Not many people realise that there might be grants available to help with renovating a property. They aren’t easy to find out about and they are carefully screened to keep out property developers.
This means that the best approach is to plan the renovation that you want regardless then look around to see if any grants will be available.
Don’t build plans around a particular type of grant as you may not get it and that puts you back at the drawing board.
Local or district councils are the main place to look for grants. All have budgets for renovation grants and the restrictions on them differ from area to area. Generally you will need to be able to show some or all of the following:
- the property is seriously neglected.
- the repairs are critical.
- the residents are vulnerable.
- there is no other way to afford them.
These grants are usually limited to five or ten thousand pounds although in some regions in Northern Ireland the upper limit is £25,000.
The way that the money is used, should you get a local authority grant, is very important.
You are not allowed to mention to contractors that you are applying for a grant, or have got one, unless the council permits you to.
You will have to pay for the repairs up front and then reclaim against receipts, and the council will almost certainly inspect to see that the work has been done as described.

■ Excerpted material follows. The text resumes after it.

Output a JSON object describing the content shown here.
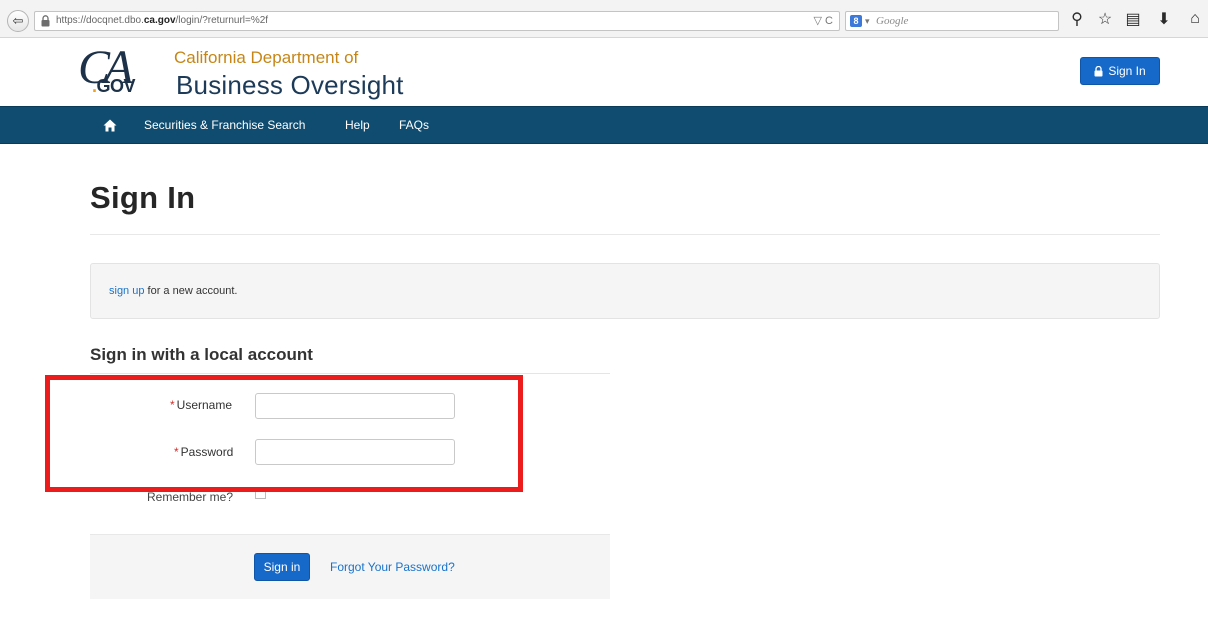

Finally, it is exceedingly rare that grants are awarded retrospectively, so make sure you get a copy of your council’s rules and follow them to the letter.
Councils are not the only sources of grants, however. Home improvement agencies (HIAs) are non-profit-making organisations run by local authorities, charities and housing associations.
Occasionally they will make grants to private owners or tenants if they are disabled, elderly or on a low income, to maintain, repair or adapt their homes.
To see if there is an agency operating in your area, contact the Citizens Advice Bureau (CAB) or ask your council.
You may find that there is a trust or charity that supports restoration of a particular architectural style or in a particular geographical area.
You might also find a local organisation that will fund a project even if it has no stated interest in buildings, if it can be shown to benefit the community.
Your main central library should have directories that will help you find likely candidate trusts and charities.
If you are one of a number of properties and households thinking of doing a joint project, consider forming a housing co-operative.
All co-operative organisations have a remit to donate grants that foster the spread of the co-operative movement, and so it’s possible to tap into those.
If you are renovating an older property then your chances of getting a grant are higher, but then also your renovation costs will be too!
Obviously English Heritage, Historic Scotland, Cadw, the Northern Irish Environment and Heritage Service or the Republic of Ireland’s Office of Public Works (depending on where your property is) are worth approaching.
All will give grants to support the restoration of important buildings but will also want to oversee the work to ensure that it is done in a sympathetic manner.
Bear in mind that they are all heavily over-subscribed as well, so there’s no guarantee of a pay-out.
The Heritage Lottery Fund is worth trying although they are usually connected with substantial public projects rather than private dwellings. But if the property is in a prominent position in the community, they may assist.
One source for England and Wales that could be very useful is the Funds for Historic Buildings website, www.ffhb.org.uk, although some of the sources listed there will also cover Scotland and Northern Ireland. The FFB website also carries details of other sources for properties outside England and Wales.
With the current concerns over climate change the grants system for ‘green’ household modifications in England and Wales went through a recent overhaul, which bizarrely reduced the grants and the amount of money available.
However, in theory, you can still apply for grants to install systems such as ground source heat pumps, solar panels and wind turbines.
The amount of money available does not cover the costs to the individuals and there isn’t enough to satisfy demand, but perhaps this will change in time. In Scotland there is a similar scheme, the Scottish Community and Household Renewables Initiative.
Go For the Aggregate Approach
Once you know what grants might be available and what your angle will be for approaching the sources, don’t make the mistake of thinking that you’ll get one grant that will cover everything.
You are far more likely (and again, even more likely with an old or architecturally significant building) to have to put together a whole raft of applications, some of which will fail and some of which may succeed.
But, put together, the successful ones might amount to a useful sum towards your renovation.